Quant aux labels comme Fair Trade, BCorp ou bio, leur logique est questionnée. Ces certifications, rassurantes pour les consommateurs occidentaux, imposent souvent des contraintes coûteuses, mal adaptées aux réalités locales. Certaines enseignes exigent des labels pour travailler : un compromis contraint, que Véronique accepte parfois, mais sans perdre de vue sa critique. Elle s’engage aujourd’hui dans une démarche de certification bio, convaincue de son impact sur la qualité des ingrédients et la santé des consommateurs. « Je ne renonce pas à mes principes », précise-t-elle. « Mais je n’ai pas encore le pouvoir de changer toutes les règles. Je garde la liberté de les interroger. »

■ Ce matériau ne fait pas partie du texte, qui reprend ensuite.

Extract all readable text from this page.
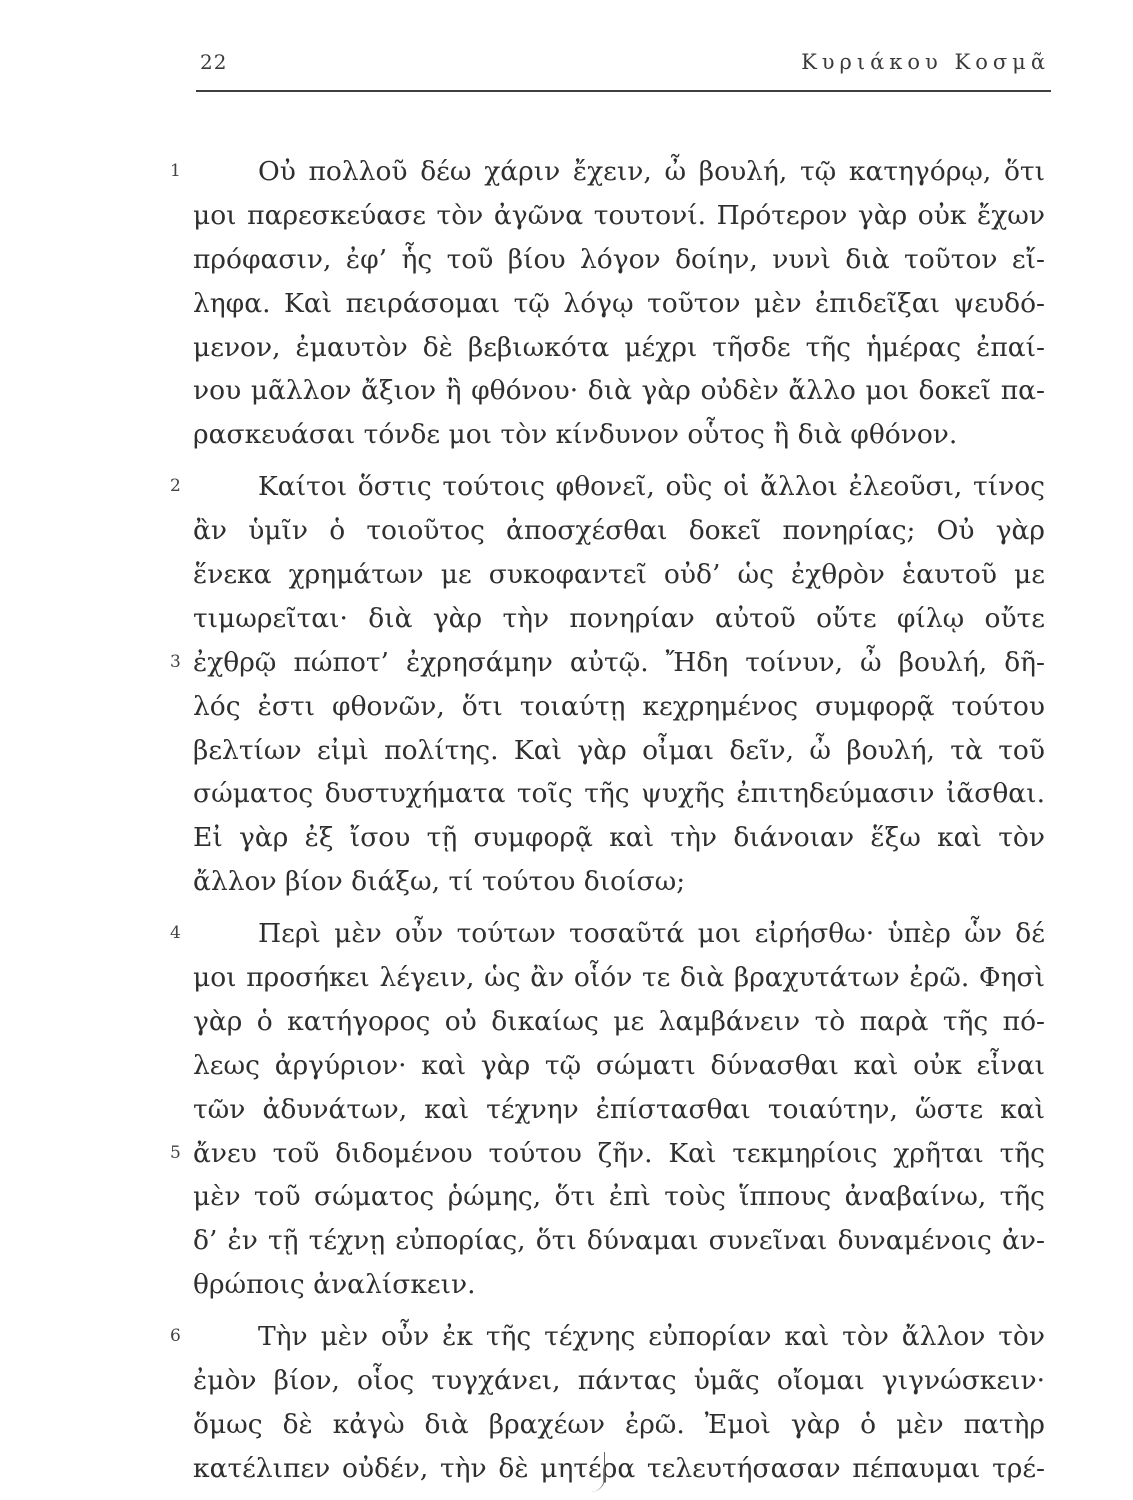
22	Κυριάκου Κοσμᾶ
1	Οὐ πολλοῦ δέω χάριν ἔχειν, ὦ βουλή, τῷ κατηγόρῳ, ὅτι
μοι παρεσκεύασε τὸν ἀγῶνα τουτονί. Πρότερον γὰρ οὐκ ἔχων
πρόφασιν, ἐφ’ ἧς τοῦ βίου λόγον δοίην, νυνὶ διὰ τοῦτον εἴ-
ληφα. Καὶ πειράσομαι τῷ λόγῳ τοῦτον μὲν ἐπιδεῖξαι ψευδό-
μενον, ἐμαυτὸν δὲ βεβιωκότα μέχρι τῆσδε τῆς ἡμέρας ἐπαί-
νου μᾶλλον ἄξιον ἢ φθόνου· διὰ γὰρ οὐδὲν ἄλλο μοι δοκεῖ πα-
ρασκευάσαι τόνδε μοι τὸν κίνδυνον οὗτος ἢ διὰ φθόνον.
2	Καίτοι ὅστις τούτοις φθονεῖ, οὓς οἱ ἄλλοι ἐλεοῦσι, τίνος
ἂν ὑμῖν ὁ τοιοῦτος ἀποσχέσθαι δοκεῖ πονηρίας; Οὐ γὰρ
ἕνεκα χρημάτων με συκοφαντεῖ οὐδ’ ὡς ἐχθρὸν ἑαυτοῦ με
τιμωρεῖται· διὰ γὰρ τὴν πονηρίαν αὐτοῦ οὔτε φίλῳ οὔτε
3 ἐχθρῷ πώποτ’ ἐχρησάμην αὐτῷ. Ἤδη τοίνυν, ὦ βουλή, δῆ-
λός ἐστι φθονῶν, ὅτι τοιαύτῃ κεχρημένος συμφορᾷ τούτου
βελτίων εἰμὶ πολίτης. Καὶ γὰρ οἶμαι δεῖν, ὦ βουλή, τὰ τοῦ
σώματος δυστυχήματα τοῖς τῆς ψυχῆς ἐπιτηδεύμασιν ἰᾶσθαι.
Εἰ γὰρ ἐξ ἴσου τῇ συμφορᾷ καὶ τὴν διάνοιαν ἕξω καὶ τὸν
ἄλλον βίον διάξω, τί τούτου διοίσω;
4	Περὶ μὲν οὖν τούτων τοσαῦτά μοι εἰρήσθω· ὑπὲρ ὧν δέ
μοι προσήκει λέγειν, ὡς ἂν οἷόν τε διὰ βραχυτάτων ἐρῶ. Φησὶ
γὰρ ὁ κατήγορος οὐ δικαίως με λαμβάνειν τὸ παρὰ τῆς πό-
λεως ἀργύριον· καὶ γὰρ τῷ σώματι δύνασθαι καὶ οὐκ εἶναι
τῶν ἀδυνάτων, καὶ τέχνην ἐπίστασθαι τοιαύτην, ὥστε καὶ
5 ἄνευ τοῦ διδομένου τούτου ζῆν. Καὶ τεκμηρίοις χρῆται τῆς
μὲν τοῦ σώματος ῥώμης, ὅτι ἐπὶ τοὺς ἵππους ἀναβαίνω, τῆς
δ’ ἐν τῇ τέχνῃ εὐπορίας, ὅτι δύναμαι συνεῖναι δυναμένοις ἀν-
θρώποις ἀναλίσκειν.
6	Τὴν μὲν οὖν ἐκ τῆς τέχνης εὐπορίαν καὶ τὸν ἄλλον τὸν
ἐμὸν βίον, οἷος τυγχάνει, πάντας ὑμᾶς οἴομαι γιγνώσκειν·
ὅμως δὲ κἀγὼ διὰ βραχέων ἐρῶ. Ἐμοὶ γὰρ ὁ μὲν πατὴρ
κατέλιπεν οὐδέν, τὴν δὲ μητέρα τελευτήσασαν πέπαυμαι τρέ-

Car l’histoire du cacao est celle d’une dépossession : esclavage, puis néocolonialisme. Aujourd’hui, la Côte d’Ivoire et le Ghana réclament 400 $ supplémentaires par tonne produite. En vain. Pendant que les forêts reculent, les multinationales lorgnent de nouveaux territoires comme le Liberia ou le Cameroun, encore riches en terres.
Bantu Chocolate refuse cette logique. Son modèle vise à restaurer la souveraineté de ceux qui produisent. Si la transformation locale au Cameroun n’est pas encore une réalité, c’est l’objectif affiché. En 2022, les fermiers recevaient environ 1 000 francs CFA le kilo de cacao (soit 1,55 €). Pour une tablette vendue 3 €, le cultivateur ne touche que 6 centimes. Les intermédiaires et industriels, eux, captent jusqu’à 80 centimes. Un système pensé loin des plantations, qui perpétue des logiques de domination.

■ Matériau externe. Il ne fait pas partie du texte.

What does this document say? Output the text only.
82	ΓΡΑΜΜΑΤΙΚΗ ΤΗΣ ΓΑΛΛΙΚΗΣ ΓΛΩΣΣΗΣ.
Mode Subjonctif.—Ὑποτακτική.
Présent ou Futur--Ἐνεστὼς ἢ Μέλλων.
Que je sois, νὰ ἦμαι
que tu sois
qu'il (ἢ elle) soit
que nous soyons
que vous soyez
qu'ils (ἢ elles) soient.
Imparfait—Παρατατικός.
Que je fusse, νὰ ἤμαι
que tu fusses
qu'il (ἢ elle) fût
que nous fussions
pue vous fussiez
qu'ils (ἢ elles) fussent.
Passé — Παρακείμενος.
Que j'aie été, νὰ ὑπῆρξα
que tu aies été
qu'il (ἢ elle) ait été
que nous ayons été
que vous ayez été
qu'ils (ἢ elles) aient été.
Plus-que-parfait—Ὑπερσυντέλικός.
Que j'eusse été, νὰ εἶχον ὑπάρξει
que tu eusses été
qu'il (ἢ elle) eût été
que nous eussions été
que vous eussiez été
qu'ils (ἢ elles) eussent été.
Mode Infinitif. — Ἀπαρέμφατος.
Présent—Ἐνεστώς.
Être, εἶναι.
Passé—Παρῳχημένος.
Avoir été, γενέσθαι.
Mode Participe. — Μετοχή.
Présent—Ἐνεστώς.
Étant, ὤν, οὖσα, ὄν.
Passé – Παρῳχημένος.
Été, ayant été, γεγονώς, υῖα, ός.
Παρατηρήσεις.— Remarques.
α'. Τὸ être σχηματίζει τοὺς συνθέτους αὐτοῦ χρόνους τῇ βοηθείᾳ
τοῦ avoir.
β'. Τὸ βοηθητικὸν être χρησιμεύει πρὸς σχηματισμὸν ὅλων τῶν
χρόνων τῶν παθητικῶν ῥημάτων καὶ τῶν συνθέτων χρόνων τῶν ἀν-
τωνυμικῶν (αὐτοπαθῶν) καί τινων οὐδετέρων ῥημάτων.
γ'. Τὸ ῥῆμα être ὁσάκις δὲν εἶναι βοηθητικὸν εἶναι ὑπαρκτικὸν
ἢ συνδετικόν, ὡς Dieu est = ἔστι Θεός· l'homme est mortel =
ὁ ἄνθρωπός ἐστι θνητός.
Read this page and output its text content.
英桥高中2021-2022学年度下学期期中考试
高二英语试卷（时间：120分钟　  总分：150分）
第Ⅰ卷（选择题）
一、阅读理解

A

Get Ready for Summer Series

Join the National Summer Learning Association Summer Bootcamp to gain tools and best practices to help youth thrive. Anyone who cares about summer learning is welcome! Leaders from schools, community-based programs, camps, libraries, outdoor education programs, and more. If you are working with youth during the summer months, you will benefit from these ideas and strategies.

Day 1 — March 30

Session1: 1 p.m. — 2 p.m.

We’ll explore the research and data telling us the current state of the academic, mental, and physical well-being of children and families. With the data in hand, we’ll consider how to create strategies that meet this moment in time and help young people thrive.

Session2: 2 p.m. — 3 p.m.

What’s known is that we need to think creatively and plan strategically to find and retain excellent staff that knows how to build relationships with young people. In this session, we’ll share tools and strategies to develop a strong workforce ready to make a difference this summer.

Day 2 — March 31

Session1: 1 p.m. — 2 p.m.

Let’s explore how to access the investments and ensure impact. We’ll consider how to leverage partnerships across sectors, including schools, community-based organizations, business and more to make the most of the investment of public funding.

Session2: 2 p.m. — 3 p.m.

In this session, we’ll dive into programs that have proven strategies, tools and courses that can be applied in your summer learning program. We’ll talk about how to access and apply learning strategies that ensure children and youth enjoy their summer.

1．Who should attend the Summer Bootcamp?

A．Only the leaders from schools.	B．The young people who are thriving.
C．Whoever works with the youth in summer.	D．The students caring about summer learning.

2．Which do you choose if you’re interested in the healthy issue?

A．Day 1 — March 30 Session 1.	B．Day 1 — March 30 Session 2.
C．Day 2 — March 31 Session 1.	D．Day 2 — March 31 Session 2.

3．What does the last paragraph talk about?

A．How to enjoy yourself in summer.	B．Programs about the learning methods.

Bantu Chocolate veut rompre ce cycle. En produisant autrement. En valorisant la terre sans l’épuiser. En assurant une rémunération juste. En imaginant un modèle où dignité rime avec qualité. « Le chocolat, disait un expert, c’est un marché construit sur la pauvreté des fermiers. » Il est temps de casser cette logique et de se souvenir qu’il y a toujours eu deux manières de nourrir le monde : extraire ou cultiver.